1,153 milliard
d’euros. C’est la somme que le groupe espagnol Mediapro, détenu par
un fond chinois, déboursera chaque année pour avoir raflé la mise des droits
télévisuels de la Ligue 1 de
football français pour la période 2020-24, contre 762 millions
d’euros pour la période précédente. Le 30 mai 2018, Canal+,
le diffuseur historique des matchs premium du championnat français, est évincé,
et le titre de Vivendi, la maison mère de la chaîne, accuse au passage une
baisse de 3,64 % à la clôture de la bourse. Après avoir
perdu successivement la Ligue des champions et le championnat anglais, c’est un
coup dur pour la chaîne cryptée à qui les analystes prédisent une perte de la
moitié de ses abonnés en France en 2020 et 2021.
La diffusion
de sport à la télévision s’inscrit dans un cercle vertueux. La télévision apporte
une contribution financière via les droits sportifs télévisuels et offre une
fenêtre d’exposition au sport, et le sport permet aux chaînes de télévision de
réaliser leurs plus fortes audiences. Hausse des licenciés,
professionnalisation, création d’infrastructures par les collectivités, mais
aussi émergence de nouvelles générations de
journalistes et consultants sportifs formés à la convergence des médias et du
sport, le
retentissement télévisuel des grands événements sportifs impacte la pratique de
certaines disciplines et son écosystème médiatique. (1) Entre 2000 et 2016, le volume horaire de
programmes sportifs a été multiplié par quatre. Sur 211 000 heures de
programmes sportifs diffusés en 2016, environ 95 % concernent les chaînes
payantes (2) et 75 %
des heures de retransmissions sportives se sont concentrées sur
neuf disciplines dominantes : le football (21 %), les sports
mécaniques, le cyclisme, le basket-ball, le rugby, le tennis, l’athlétisme, la
boxe et le ski. La liste des vingt-cinq plus fortes audiences mesurées depuis la création de Médiamat (3), en 1989, comporte
vingt-trois retransmissions sportives, vingt et une étant liées au
football et deux au rugby. Le record d’audience pour une chaîne est détenu pour
la demi-finale de la Coupe du monde 2006 France-Portugal (22,2 millions de téléspectateurs sur TF1),
mais le record absolu de suivi à la télévision est, en réalité, celui de la
finale France-Brésil de la Coupe du monde 1998, suivie par
23,7 millions de téléspectateurs sur deux chaînes, 20,6 sur TF1 et 3,1 sur Canal+. Les chiffres donnent
le vertige. Le marché de l’acquisition des droits des compétitions sportives
prestigieuses est un marché sous tension, qui n’est donc pas près de refluer.
Les droits
audiovisuels couvrent, en vertu de l’article 2 de la loi no 86-1067 du 30 septembre 1986 relative à la liberté de
communication audiovisuelle, toute diffusion télévisée, radiophonique, par
Internet, téléphonie mobile et sur supports fixes.

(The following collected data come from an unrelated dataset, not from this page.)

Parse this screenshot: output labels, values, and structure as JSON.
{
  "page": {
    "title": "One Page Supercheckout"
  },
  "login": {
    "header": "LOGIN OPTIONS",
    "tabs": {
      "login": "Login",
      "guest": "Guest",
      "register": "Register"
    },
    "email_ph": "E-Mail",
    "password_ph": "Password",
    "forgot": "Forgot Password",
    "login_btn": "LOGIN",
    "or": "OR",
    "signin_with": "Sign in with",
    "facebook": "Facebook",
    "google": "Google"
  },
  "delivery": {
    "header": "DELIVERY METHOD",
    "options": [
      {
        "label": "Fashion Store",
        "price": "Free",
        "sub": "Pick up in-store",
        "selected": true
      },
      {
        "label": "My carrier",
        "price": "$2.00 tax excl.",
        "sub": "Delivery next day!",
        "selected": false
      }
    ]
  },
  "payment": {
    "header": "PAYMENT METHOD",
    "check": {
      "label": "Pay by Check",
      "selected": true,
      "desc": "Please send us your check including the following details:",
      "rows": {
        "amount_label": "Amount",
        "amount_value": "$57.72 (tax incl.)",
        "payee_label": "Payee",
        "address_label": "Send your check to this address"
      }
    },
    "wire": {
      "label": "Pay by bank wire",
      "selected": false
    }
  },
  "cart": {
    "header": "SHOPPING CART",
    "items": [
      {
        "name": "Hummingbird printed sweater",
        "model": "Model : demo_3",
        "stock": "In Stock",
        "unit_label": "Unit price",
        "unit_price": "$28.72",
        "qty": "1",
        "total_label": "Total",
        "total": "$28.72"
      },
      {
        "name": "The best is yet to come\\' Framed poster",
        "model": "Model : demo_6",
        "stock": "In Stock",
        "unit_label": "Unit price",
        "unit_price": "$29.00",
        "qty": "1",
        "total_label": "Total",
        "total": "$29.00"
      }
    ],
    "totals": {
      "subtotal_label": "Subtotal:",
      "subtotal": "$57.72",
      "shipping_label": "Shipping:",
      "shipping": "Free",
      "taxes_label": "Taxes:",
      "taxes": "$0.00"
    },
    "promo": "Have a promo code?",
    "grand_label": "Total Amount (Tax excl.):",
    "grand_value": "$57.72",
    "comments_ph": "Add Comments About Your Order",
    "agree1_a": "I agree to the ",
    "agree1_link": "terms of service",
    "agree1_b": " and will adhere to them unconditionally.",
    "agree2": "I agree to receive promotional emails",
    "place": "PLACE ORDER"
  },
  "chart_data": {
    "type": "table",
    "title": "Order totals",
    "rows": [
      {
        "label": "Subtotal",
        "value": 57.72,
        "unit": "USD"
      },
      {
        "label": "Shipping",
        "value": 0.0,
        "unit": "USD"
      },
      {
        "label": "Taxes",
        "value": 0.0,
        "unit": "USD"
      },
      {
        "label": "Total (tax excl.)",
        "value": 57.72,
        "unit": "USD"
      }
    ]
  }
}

L’exploitation audiovisuelle
des événements sportifs est encadrée par la loi no 84-610 du 16 juillet 1984 relative à l’organisation et à la
promotion des activités physiques et sportives (4). L’analyse des droits
d’exploitation audiovisuelle des événements sportifs implique d’identifier
leurs titulaires (I) pour comprendre le cadre juridique de leur
commercialisation (II).
Les titulaires des droits
d’exploitation des événements sportifs
L’article L. 331-1du Code du sport prévoit que les
droits d’exploitation des compétitions sportives appartient aux fédérations
sportives, qui ont reçu délégation du ministère chargé des Sports pour les
organiser, et aux organisateurs de manifestations sportives.
Les
fédérations sportives sont constituées conformément à la loi du 1er juillet
1901.
Elles rassemblent les groupements sportifs et les licenciés qui leurs sont
affiliés, dans le but d’organiser la pratique d’un sport. Les organisateurs de manifestations
sportives sont définis à l’article L. 331-5 du Code du sport, comme toute
personne physique ou morale de droit privé, autre que les fédérations
sportives, organisant une manifestation ouverte aux licenciés d’une discipline
qui donne lieu à remise de prix en argent ou en nature dont le montant est
plafonné. Les fédérations doivent impérativement donner leur autorisation préalable à
l’organisation d’une manifestation sportive, l’organisateur n’étant donc pas
indépendant. L’organisation d’une manifestation sportive requiert de lourds
investissements financiers et humains.
La jurisprudence estime que les organisateurs doivent en percevoir les fruits
et retient, en conséquence, que la propriété des droits d’exploitation d’une
manifestation sportive doit être reconnue comme un véritable monopole (5). Ce
monopole couvre donc les droits de retransmission audiovisuelle de ces
manifestations.
Les fédérations sportives peuvent créer une ligue professionnelle pour
représenter, gérer et coordonner les activités sportives à caractère
professionnel des associations qui leur sont affiliées et des sociétés sportives
(article L. 132-1 du Code du sport). Les
clubs sportifs dépendent fréquemment d’une ligue professionnelle.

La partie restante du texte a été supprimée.